I let my doctor put me back on Effexor. 37.5 mg, then 75 mg, then she prescribed 112.5 mg. I was having negative side effects of even worse exhaustion. I never went above 75 mg and took myself down to 37.5 mg. In the fall of 2019 I tried coming off Effexor. I thought I was going to kill someone by day three. I already knew by now that doctors had zero knowledge of anything that could help me. I started taking the 37.5 mg Effexor again on day four and luckily searched Facebook and found several Effexor withdrawal groups that night. One of them was so hugely knowledgeable and had so much research in the files that I realized I was drug-damaged. From reading posts I realized the fibro diagnosis was more than likely protracted withdrawal.

I was finally approved for CPP disability and got an insurance settlement in 2020. I followed the Effexor withdrawal groups for months while stabilizing on the 37.5 mg dose that my doctor called non-therapeutic, and she mocked me for wanting to taper, saying tapering was not at all necessary, even though by then I'd done tons of research and knew I had to taper. I started tapering in the spring of 2020.

Even tapering, there were suicidal thoughts and some very dark weeks where I did not think I would survive. It took three years to taper, and while tapering I realized that some of the Effexor groups were way too militant. I suggested that lowering the time between each taper might be better for some people because I found it much easier to only have two weeks between reducing the dose than four or six weeks. I got down to the last bead (those last ten beads were hard, I wish I could have water tapered) and stopped in February 2023.

Since then I learned that my worst and most crippling symptom, of the 40 to 50 I initially suffered from starting in 2014, was akathisia. Inner akathisia, for me. I have had it since 2014, and although I get periods of relief, any stress makes it come back.

I was unable to work from 2015 to 2023. In 2023 I got a ticket seller job at a local park.
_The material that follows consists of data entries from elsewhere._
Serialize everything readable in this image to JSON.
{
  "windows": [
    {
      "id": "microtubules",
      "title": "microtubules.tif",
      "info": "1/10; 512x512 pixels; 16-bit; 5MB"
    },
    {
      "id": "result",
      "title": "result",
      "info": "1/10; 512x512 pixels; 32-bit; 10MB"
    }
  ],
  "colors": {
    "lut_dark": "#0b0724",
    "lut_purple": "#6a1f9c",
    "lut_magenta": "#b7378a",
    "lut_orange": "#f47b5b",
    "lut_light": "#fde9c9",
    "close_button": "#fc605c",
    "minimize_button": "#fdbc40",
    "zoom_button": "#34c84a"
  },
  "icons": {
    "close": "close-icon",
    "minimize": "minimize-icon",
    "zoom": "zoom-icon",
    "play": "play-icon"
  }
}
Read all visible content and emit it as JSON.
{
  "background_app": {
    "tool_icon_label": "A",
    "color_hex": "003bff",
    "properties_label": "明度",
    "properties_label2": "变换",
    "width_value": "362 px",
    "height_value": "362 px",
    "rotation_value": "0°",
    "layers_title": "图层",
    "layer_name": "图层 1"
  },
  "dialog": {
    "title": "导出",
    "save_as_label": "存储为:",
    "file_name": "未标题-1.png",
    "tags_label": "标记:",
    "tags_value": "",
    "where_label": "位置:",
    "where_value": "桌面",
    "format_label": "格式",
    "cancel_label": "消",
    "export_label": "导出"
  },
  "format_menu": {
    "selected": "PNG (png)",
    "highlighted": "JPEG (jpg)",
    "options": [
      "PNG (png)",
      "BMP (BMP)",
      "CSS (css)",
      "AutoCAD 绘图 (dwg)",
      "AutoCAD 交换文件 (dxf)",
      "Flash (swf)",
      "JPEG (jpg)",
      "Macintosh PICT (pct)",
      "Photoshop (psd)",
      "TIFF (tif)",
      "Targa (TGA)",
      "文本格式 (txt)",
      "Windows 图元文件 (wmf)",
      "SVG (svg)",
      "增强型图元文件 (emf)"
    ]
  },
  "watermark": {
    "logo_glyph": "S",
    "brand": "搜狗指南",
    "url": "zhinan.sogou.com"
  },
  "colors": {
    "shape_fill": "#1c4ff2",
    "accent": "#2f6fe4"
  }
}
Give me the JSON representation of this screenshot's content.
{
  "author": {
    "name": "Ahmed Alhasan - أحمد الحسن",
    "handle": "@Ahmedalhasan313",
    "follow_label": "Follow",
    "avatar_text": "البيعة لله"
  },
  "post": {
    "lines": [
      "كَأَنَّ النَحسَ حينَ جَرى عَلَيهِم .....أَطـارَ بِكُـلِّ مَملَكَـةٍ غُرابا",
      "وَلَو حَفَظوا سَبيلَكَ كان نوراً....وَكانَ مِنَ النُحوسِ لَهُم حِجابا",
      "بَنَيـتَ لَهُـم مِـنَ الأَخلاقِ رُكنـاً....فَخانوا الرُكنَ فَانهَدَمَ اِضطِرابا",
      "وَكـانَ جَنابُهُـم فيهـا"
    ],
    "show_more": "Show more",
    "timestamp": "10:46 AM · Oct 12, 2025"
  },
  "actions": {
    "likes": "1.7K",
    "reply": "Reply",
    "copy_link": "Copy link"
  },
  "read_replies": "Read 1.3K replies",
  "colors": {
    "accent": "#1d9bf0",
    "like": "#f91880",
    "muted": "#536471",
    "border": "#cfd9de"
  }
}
I have seven years of post-secondary education, was really rather intelligent, and had jobs working for municipal and federal employers and large national companies. But I took the ticket seller job because it had to be low stress. When I first started in 2023 I still had a fair bit of physical pain, but I'm mostly better now, except for physical issues caused by an imbalanced spine, not caused by meds but definitely made worse because of them. But the akathisia is still always there. The first two years of work I would cry most of the way to work because of the akathisia. Last summer was much better. Winters, six months of not working, are brutal because when I'm alone, akathisia makes it almost impossible to get anything done. If I'm busy I'm better, but if I'm alone it's very hard to get going and do anything because my brain won't stop panicking. Luckily I have animals that make me have to get up and walk with them and look after them. Walking is one thing that helps immensely. But because my mitochondria are damaged, my walk has to be moderate, not excessive. If I overdo walking it can make me crash again.

Twelve years of akathisia. Really not sure I'll ever be able to live a happy life again.